Environment Magazine

Logbook of Australia’s Ancient Megafauna

Posted on the 19 November 2019 by Bradshaw @conservbytes

Logbook of Australia’s ancient megafauna

Australia is home to some of the most unique species worldwide, including egg-laying mammals, tree-climbing, desert-bouncing and and burrow-digging marsupials, and huge flightless birds. While these animals are fascinating, the creatures that used to roam Australia’s landscape thousands of years ago were even more remarkable — these included wombat-like beasts as big as rhinos, birds more than two metres tall, lizards more than seven metres long, and a marsupial lion as big as a leopard.

Just how and why these animals went extinct has been challenging scientists for decades. But examining dated fossil records is one of the primary ways we can look into the past. The ever-increasing number of fossils and the advances in dating techniques have produced a wealth of material we can use to reconstruct the long-lost past.

Logbook of Australia’s ancient megafauna
Even with these data, it has been a struggle to gather enough fossils for large-scale analyses because reports of these records are usually scattered across the scientific literature, with no standardised quality control to make them comparable to each other. Designing a way to standardise these records is therefore important to avoid misleading conclusions.
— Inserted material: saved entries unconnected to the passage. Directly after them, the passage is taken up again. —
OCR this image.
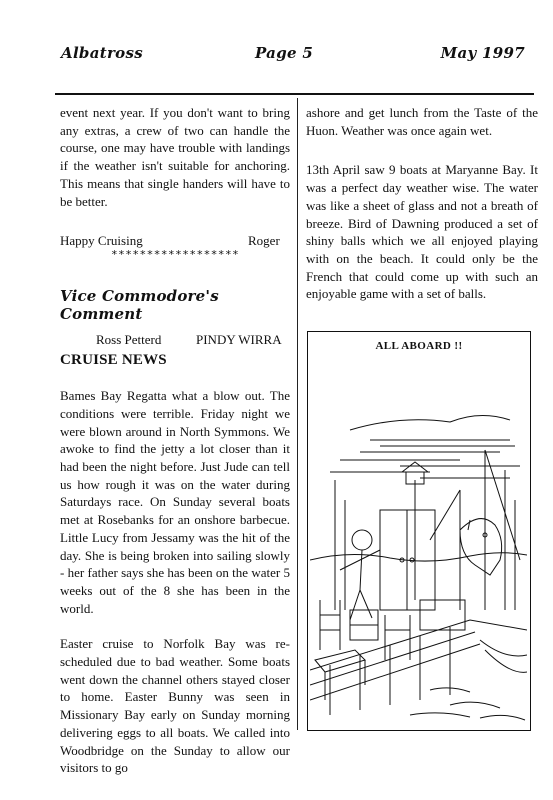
Albatross	Page 5	May 1997

event next year. If you don't want to bring any extras, a crew of two can handle the course, one may have trouble with landings if the weather isn't suitable for anchoring. This means that single handers will have to be better.

Happy Cruising	Roger
******************
Vice Commodore's Comment
Ross Petterd	PINDY WIRRA
CRUISE NEWS

Bames Bay Regatta what a blow out. The conditions were terrible. Friday night we were blown around in North Symmons. We awoke to find the jetty a lot closer than it had been the night before. Just Jude can tell us how rough it was on the water during Saturdays race. On Sunday several boats met at Rosebanks for an onshore barbecue. Little Lucy from Jessamy was the hit of the day. She is being broken into sailing slowly - her father says she has been on the water 5 weeks out of the 8 she has been in the world.

Easter cruise to Norfolk Bay was re-scheduled due to bad weather. Some boats went down the channel others stayed closer to home. Easter Bunny was seen in Missionary Bay early on Sunday morning delivering eggs to all boats. We called into Woodbridge on the Sunday to allow our visitors to go

ashore and get lunch from the Taste of the Huon. Weather was once again wet.

13th April saw 9 boats at Maryanne Bay. It was a perfect day weather wise. The water was like a sheet of glass and not a breath of breeze. Bird of Dawning produced a set of shiny balls which we all enjoyed playing with on the beach. It could only be the French that could come up with such an enjoyable game with a set of balls.

ALL ABOARD !!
The FosSahul database was first established in 2016 to try to alleviate these problems — it gathered all the fossil specimens for large animals (excluding humans) from the Late Quaternary (up to ~ 1 million years before present) across the region known as ‘Sahul’, the combined super-continent that included New Guinea and Australia when sea levels were much lower than they are today.

While FosSahul was an important step, the database needed to be updated. First, the quality rating of the fossil dates in the original version was a little subjective and lacked transparency in some cases. This is because the database did not capture enough detail to be able to reproduce all the steps leading to a particular quality rating. Second, given that new fossils are discovered regularly, updates are necessary to include the latest research.

Logbook of Australia’s ancient megafauna
In our recent paper, we present FosSahul 2.0 — an extended and updated version of the original FosSahul database. The new database now contains 11,871 dated fossil records from 354 species and 605 palaeontological deposits. To reduce subjectivity in the rating and to increase the transparency of the method, this dataset now includes a new algorithm that does the quality rating automatically.

There are several advantages of having an open-access database with a clear quality-rating method. The data are of course accessible to anyone; given the amount of time, money, and effort that goes into excavating and dating a fossil, maximising its use and accessibility to as many people as possible is essential.

Depending on the material, there are also lots of different dating methods to estimate the age of a fossil. This can pose a problem when comparing records from different species, sites and time periods. The quality-control mechanism we explain in the paper gives each record in the database a rating: from ‘A*’ (highly reliable), to ‘C’ (unreliable), including a reason for the rating. Depending on the specific needs of the user, people can decide themselves how strict they want to be in terms of date reliability.

Logbook of Australia’s ancient megafauna
Overall, databases like FosSahul 2.0 that collate data into a coherent, quality-controlled framework opens new avenues for palaeontological analyses that can shed light on the major ecological changes that occurred in ancient Australia.